Simone Pieranni dresse un portrait du paysage technologique de l’empire du Milieu. En tant qu’expatrié, l’auteur décrit une réalité qu’il a vu se dessiner et vécue de l’intérieur. Loin des clichés ou des représentations fantasmées d’une société panoptique, Red Mirror réussit à nous présenter une situation qui fait état du développement des technologies numériques en prenant soin d’apporter des éléments historiques et culturelles qui permettent de mieux appréhender le phénomène dystopique qui se déroule sous nos yeux.

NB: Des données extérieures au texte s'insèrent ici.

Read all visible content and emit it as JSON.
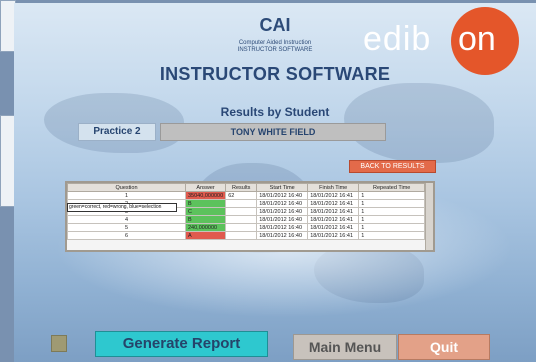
{
  "header": {
    "logo_text": "CAI",
    "logo_sub1": "Computer Aided Instruction",
    "logo_sub2": "INSTRUCTOR SOFTWARE",
    "brand_left": "edib",
    "brand_right": "on",
    "title": "INSTRUCTOR SOFTWARE",
    "subtitle": "Results by Student"
  },
  "practice": {
    "label": "Practice 2",
    "student": "TONY WHITE FIELD"
  },
  "back_button": "BACK TO RESULTS",
  "legend": "green=correct, red=wrong, blue=selection",
  "table": {
    "columns": [
      "Question",
      "Answer",
      "Results",
      "Start Time",
      "Finish Time",
      "Repeated Time"
    ],
    "rows": [
      {
        "q": "1",
        "a": "35040,000000",
        "status": "wrong",
        "r": "62",
        "start": "18/01/2012 16:40",
        "finish": "18/01/2012 16:41",
        "rep": "1"
      },
      {
        "q": "2",
        "a": "B",
        "status": "correct",
        "r": "",
        "start": "18/01/2012 16:40",
        "finish": "18/01/2012 16:41",
        "rep": "1"
      },
      {
        "q": "3",
        "a": "C",
        "status": "correct",
        "r": "",
        "start": "18/01/2012 16:40",
        "finish": "18/01/2012 16:41",
        "rep": "1"
      },
      {
        "q": "4",
        "a": "B",
        "status": "correct",
        "r": "",
        "start": "18/01/2012 16:40",
        "finish": "18/01/2012 16:41",
        "rep": "1"
      },
      {
        "q": "5",
        "a": "240,000000",
        "status": "correct",
        "r": "",
        "start": "18/01/2012 16:40",
        "finish": "18/01/2012 16:41",
        "rep": "1"
      },
      {
        "q": "6",
        "a": "A",
        "status": "wrong",
        "r": "",
        "start": "18/01/2012 16:40",
        "finish": "18/01/2012 16:41",
        "rep": "1"
      }
    ]
  },
  "buttons": {
    "generate": "Generate Report",
    "main_menu": "Main Menu",
    "quit": "Quit"
  },
  "colors": {
    "correct": "#5cc25c",
    "wrong": "#e05a4e",
    "accent": "#2ec8cf",
    "brand": "#e4562a"
  }
}
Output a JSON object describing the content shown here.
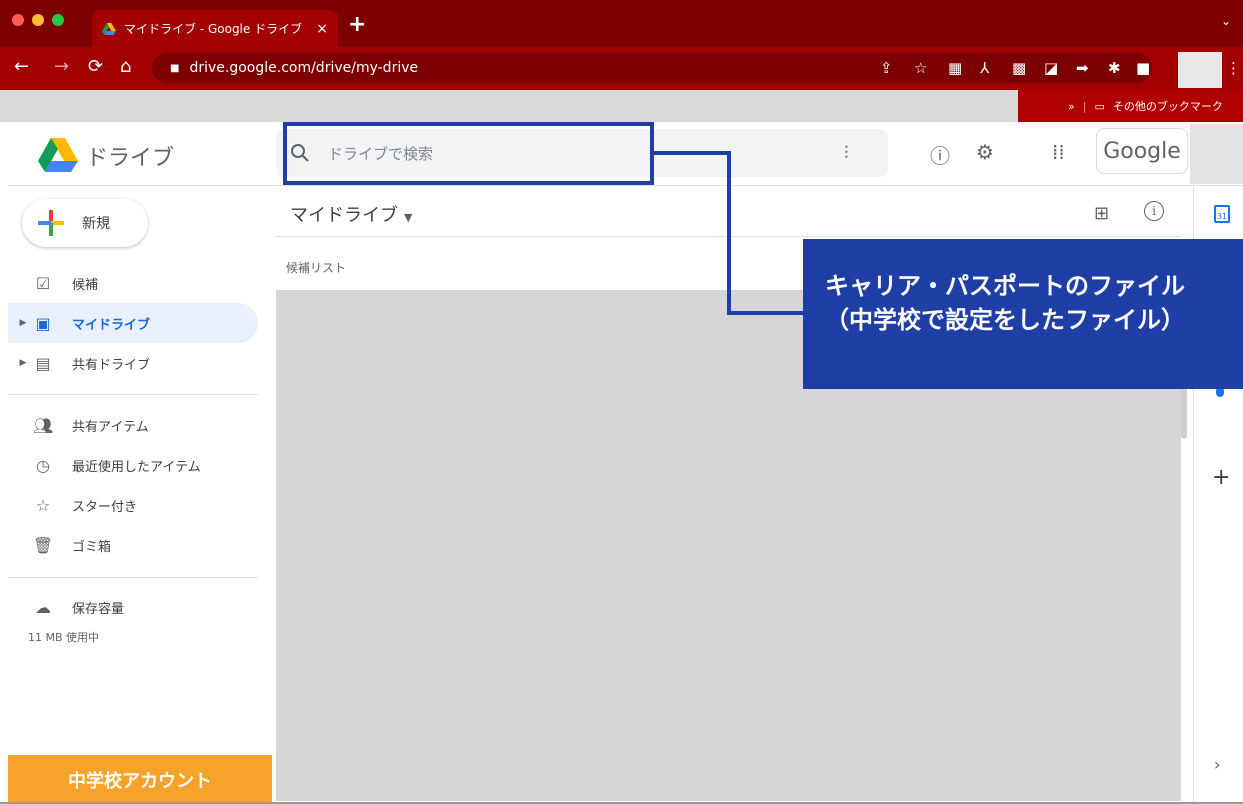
{
  "browser": {
    "tab_title": "マイドライブ - Google ドライブ",
    "tab_close": "×",
    "new_tab": "+",
    "tab_menu": "⌄",
    "url": "drive.google.com/drive/my-drive",
    "bookmarks_chevron": "»",
    "other_bookmarks": "その他のブックマーク",
    "traffic_colors": [
      "#ff5f57",
      "#febc2e",
      "#28c840"
    ]
  },
  "app": {
    "name": "ドライブ",
    "search_placeholder": "ドライブで検索",
    "google_label": "Google"
  },
  "sidebar": {
    "new_button": "新規",
    "items": [
      {
        "label": "候補",
        "icon": "check-square-icon"
      },
      {
        "label": "マイドライブ",
        "icon": "my-drive-icon",
        "active": true
      },
      {
        "label": "共有ドライブ",
        "icon": "shared-drives-icon"
      },
      {
        "label": "共有アイテム",
        "icon": "people-icon"
      },
      {
        "label": "最近使用したアイテム",
        "icon": "clock-icon"
      },
      {
        "label": "スター付き",
        "icon": "star-icon"
      },
      {
        "label": "ゴミ箱",
        "icon": "trash-icon"
      },
      {
        "label": "保存容量",
        "icon": "cloud-icon"
      }
    ],
    "storage_used": "11 MB 使用中",
    "school_account": "中学校アカウント"
  },
  "main": {
    "title": "マイドライブ",
    "section_label": "候補リスト"
  },
  "annotation": {
    "line1": "キャリア・パスポートのファイル",
    "line2": "（中学校で設定をしたファイル）",
    "color": "#1f3ea6"
  }
}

Le socialisme de marché n’a rien à envier au capitalisme de surveillance. La Chine dispose d’une économie tech particulièrement développée et des infrastructures puissantes permettant de soutenir la politique de contrôle de la population établie par le gouvernement du parti communiste chinois. Le pays est même un laboratoire d’idées pour la Silicon Valley et les GAFAM. Si dans les pays occidentaux, des entreprises comme Google ont réussi à s’implanter suffisamment profondément dans nos vies et notre quotidien jusqu’à créer des confusions entre un moteur de recherche et le navigateur. Combien de fois avons-nous pu entendre « Google c’est Internet » ? En lisant l’ouvrage de Simone Pierrani, on réalise que des entreprises technologiques chinoises comme Tencent ou Alibaba ont été bien plus loin. Avec l’application WeChat, la société Tencent a réussi la prouesse de gommer la frontière entre le smartphone et l’application.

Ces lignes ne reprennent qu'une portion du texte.